Online activist, Egypt
Arrested: May 11, 2018
Held at: Maadi police station
Held in pre-trial detention for several months
Amal Fathy is an activist and former member of the April 6 youth movement who was arrested on May 11, 2018 along with her husband and young child. Her detention was due to comments made in a video she posted about her experiences being sexually harassed on the streets of Cairo. Fathy’s family was released shortly after their detention, but she was sentenced to 15 days of pre-trial detention.
In her video, posted two days before her arrest, Fathy, a former model and actress, described being groped by a taxi driver, and then later that day witnessing a bank guard grab his crotch while making lewd comments about her. “Screw anything that has the name of Egypt in it. Today the policeman at the bank was talking dirty to me while grabbing his penis. Screw the police,” she said in the video.
In response to her video, Fathy received “a wave of harassment and threats on social media, including gender-based insults and calls for her arrest,” according to Amnesty International.

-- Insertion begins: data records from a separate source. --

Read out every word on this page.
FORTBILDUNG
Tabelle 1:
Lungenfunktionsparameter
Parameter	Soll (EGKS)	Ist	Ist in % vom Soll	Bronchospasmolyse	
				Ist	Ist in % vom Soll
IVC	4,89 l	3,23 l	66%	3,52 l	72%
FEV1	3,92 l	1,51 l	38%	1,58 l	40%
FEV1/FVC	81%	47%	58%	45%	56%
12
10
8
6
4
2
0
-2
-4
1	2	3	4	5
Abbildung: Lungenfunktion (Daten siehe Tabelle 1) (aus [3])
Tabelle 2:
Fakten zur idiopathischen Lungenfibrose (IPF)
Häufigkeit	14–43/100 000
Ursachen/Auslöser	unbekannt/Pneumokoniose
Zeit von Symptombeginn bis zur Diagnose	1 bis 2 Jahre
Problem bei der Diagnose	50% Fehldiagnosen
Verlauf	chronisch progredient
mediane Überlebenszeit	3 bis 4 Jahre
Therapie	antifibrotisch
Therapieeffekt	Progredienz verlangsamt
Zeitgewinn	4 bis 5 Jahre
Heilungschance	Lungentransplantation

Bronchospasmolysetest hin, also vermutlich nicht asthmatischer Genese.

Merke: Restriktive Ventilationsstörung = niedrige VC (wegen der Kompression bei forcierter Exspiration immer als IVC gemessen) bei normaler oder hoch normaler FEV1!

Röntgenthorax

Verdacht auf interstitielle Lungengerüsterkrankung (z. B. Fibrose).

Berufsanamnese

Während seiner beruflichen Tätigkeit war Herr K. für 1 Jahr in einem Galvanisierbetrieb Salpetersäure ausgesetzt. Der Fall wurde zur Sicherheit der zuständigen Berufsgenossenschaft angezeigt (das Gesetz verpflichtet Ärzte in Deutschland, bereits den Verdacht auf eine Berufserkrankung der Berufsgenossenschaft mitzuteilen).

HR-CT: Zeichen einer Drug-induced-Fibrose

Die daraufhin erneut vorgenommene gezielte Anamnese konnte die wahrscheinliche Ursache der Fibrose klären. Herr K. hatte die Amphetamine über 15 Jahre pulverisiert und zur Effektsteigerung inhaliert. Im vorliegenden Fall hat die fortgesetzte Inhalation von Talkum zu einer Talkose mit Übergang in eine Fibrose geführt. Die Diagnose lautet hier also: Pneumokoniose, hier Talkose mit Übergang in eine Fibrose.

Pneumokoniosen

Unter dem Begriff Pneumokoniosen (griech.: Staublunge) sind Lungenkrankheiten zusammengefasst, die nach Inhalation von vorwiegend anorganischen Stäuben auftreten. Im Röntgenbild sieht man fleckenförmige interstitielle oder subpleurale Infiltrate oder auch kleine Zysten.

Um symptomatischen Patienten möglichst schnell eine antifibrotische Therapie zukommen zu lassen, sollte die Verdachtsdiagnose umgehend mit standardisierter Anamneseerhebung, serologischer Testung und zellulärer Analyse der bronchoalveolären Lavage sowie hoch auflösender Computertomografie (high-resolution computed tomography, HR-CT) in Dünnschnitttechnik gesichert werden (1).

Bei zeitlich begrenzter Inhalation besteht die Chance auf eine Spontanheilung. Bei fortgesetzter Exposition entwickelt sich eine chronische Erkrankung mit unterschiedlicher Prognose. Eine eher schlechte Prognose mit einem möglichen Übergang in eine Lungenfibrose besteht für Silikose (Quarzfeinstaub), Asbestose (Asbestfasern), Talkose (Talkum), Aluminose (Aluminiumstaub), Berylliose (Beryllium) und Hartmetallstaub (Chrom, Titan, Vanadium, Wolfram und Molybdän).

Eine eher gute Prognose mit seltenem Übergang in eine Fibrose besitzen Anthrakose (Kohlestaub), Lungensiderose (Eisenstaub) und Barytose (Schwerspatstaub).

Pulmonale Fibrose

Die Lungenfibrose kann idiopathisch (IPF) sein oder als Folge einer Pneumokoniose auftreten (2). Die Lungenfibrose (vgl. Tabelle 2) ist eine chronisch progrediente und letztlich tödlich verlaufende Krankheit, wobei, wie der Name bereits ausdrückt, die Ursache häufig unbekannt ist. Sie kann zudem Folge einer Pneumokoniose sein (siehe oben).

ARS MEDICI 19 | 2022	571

On May 13, while Fathy was still being held in Maadi’s police station, State Security ordered her detention pending further investigation on charges of “joining a terrorist group and using the Internet to call for terrorist acts,” and “spreading false news and rumors to disrupt public security and harm national interests.” Her pre-trial detention was renewed twice, on May 24 and June 7, at which point she was additionally charged with “broadcasting a video on social media to incite the overthrow of the Egyptian government,” “misuse of social media,” and “publishing a video on social media to spread false rumors.” Although the Helwan Misdemeanor Appeals Court ordered Fathy’s release on bail on June 19, the Maadi Prosecution appealed the decision. On August 8, she was referred to trial.
“Amal Fathy criticized the Egyptian government for failing to protect women, and her arrest has shown just how pertinent her concerns are. It is a dark day when the Egyptian authorities are more concerned with silencing a woman who speaks out about sexual harassment than taking steps to address the issue,” said Najia Bounaim, Amnesty's campaigns director for North Africa.